We all lose a step with age. Our immune systems do, too. That’s one reason why older adults can be more vulnerable to diseases like COVID-19.

Much about how our immune cells transform over time remains a mystery. But a study in Nature Immunology sheds new light on the changes that ripple through the ranks of T cells, key players that are trained to hunt down and destroy infected cells.

Using a powerful method developed at the Allen Institute for Immunology, researchers compared populations of T cells in healthy children and older adults. They discovered two surprising aspects of a shifting immune landscape: profound molecular changes in a type of T cell that was thought to resist aging, and a new subtype present in children that vanishes with age.

Together, the findings may offer new insights into how and why our immune responses change over time, said Claire Gustafson, Ph.D., an assistant investigator at the Allen Institute for Immunology.

“In aging, T cells are one of the most impacted cell types in the immune system, but the picture has always been muddled,” she said. “In this study, we had the right tool to definitively look at what happens to these cells as we age.”

That tool, dubbed TEA-seq, acts like a high-definition lens that can zoom in on the diversity of immune cells. It captures three different features of individual cells at once: their surface proteins, active genes, and DNA structure.

Scientists use that information to sort immune cells into different types. But before TEA-seq, they couldn’t measure all three key markers—protein, DNA, and RNA—at the same time, said Peter Skene, Ph.D., Director of Molecular Biology.

“You could use computational technologies to try and bring them together, but the puzzle pieces never fit perfectly,” said Skene, who led development of the method. “With TEA-seq, we wanted to cut out that knowledge gap and get a complete picture of what’s going on in each individual cell.”
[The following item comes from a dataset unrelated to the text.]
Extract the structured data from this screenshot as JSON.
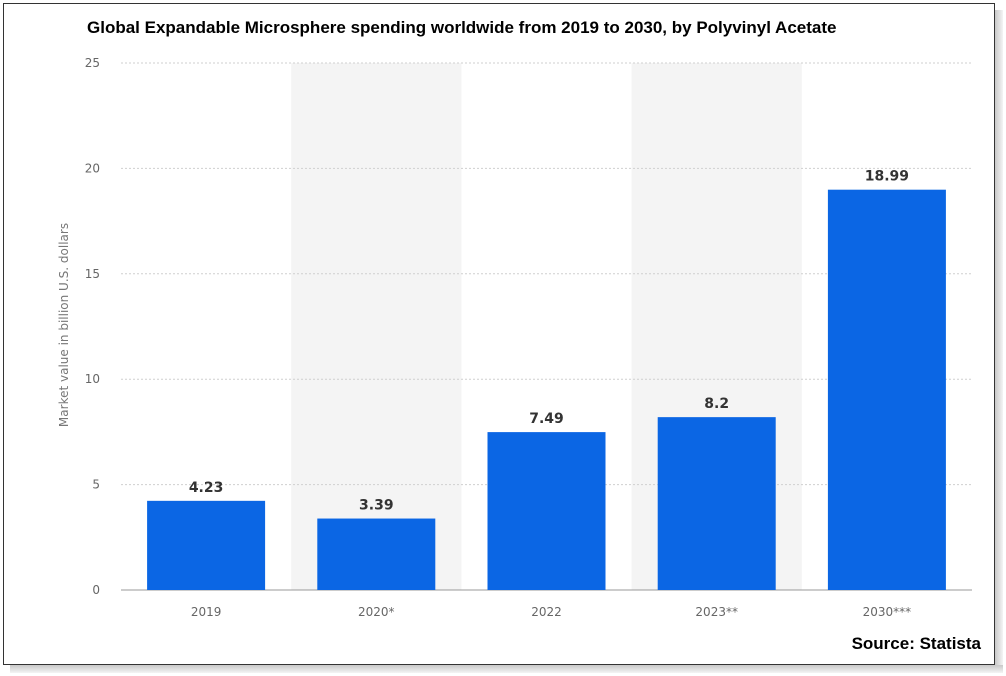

New insights into T cells across age

TEA-seq’s greater depth of detail helped challenge the long-held belief that “naïve helper T cells,” which circulate in the blood awaiting threats, resist aging. The study revealed that, despite retaining a youthful look in their surface proteins, these cells undergo huge molecular changes under the hood—more so than any other T cell population, Gustafson said.

Further exploration uncovered the novel subtype of “killer T cell” in children, which had blended into the background with other single-cell approaches. TEA-seq brought it into focus.

The proteins that dot this cell type’s surface suggest it fights infection in tissues, Gustafson said. Intriguingly, it vanished from the blood of children who contracted COVID during the study, only to reappear after recovery.

For now, no one knows the implications of the cell type’s disappearance in adults. But the study’s insights could pave the way for tailoring vaccines and treatments to different age groups, Gustafson said.

“The key takeaway is that immune cells in a child are programmed differently than those in an adult,” she said. “Understanding these changes could help us design better vaccines and therapeutics.”

The team plans to use TEA-seq to study other key players in our immune systems, like B cells. And they hope to refine the method to make it easier and cheaper for other labs to adopt and unravel their own mysteries.

“The power of TEA-seq is that it can yield so much information about what’s going on in each individual cell,” said Zach Thomson, the study’s lead author. “This is just one experiment, and we’ve barely scratched the surface.”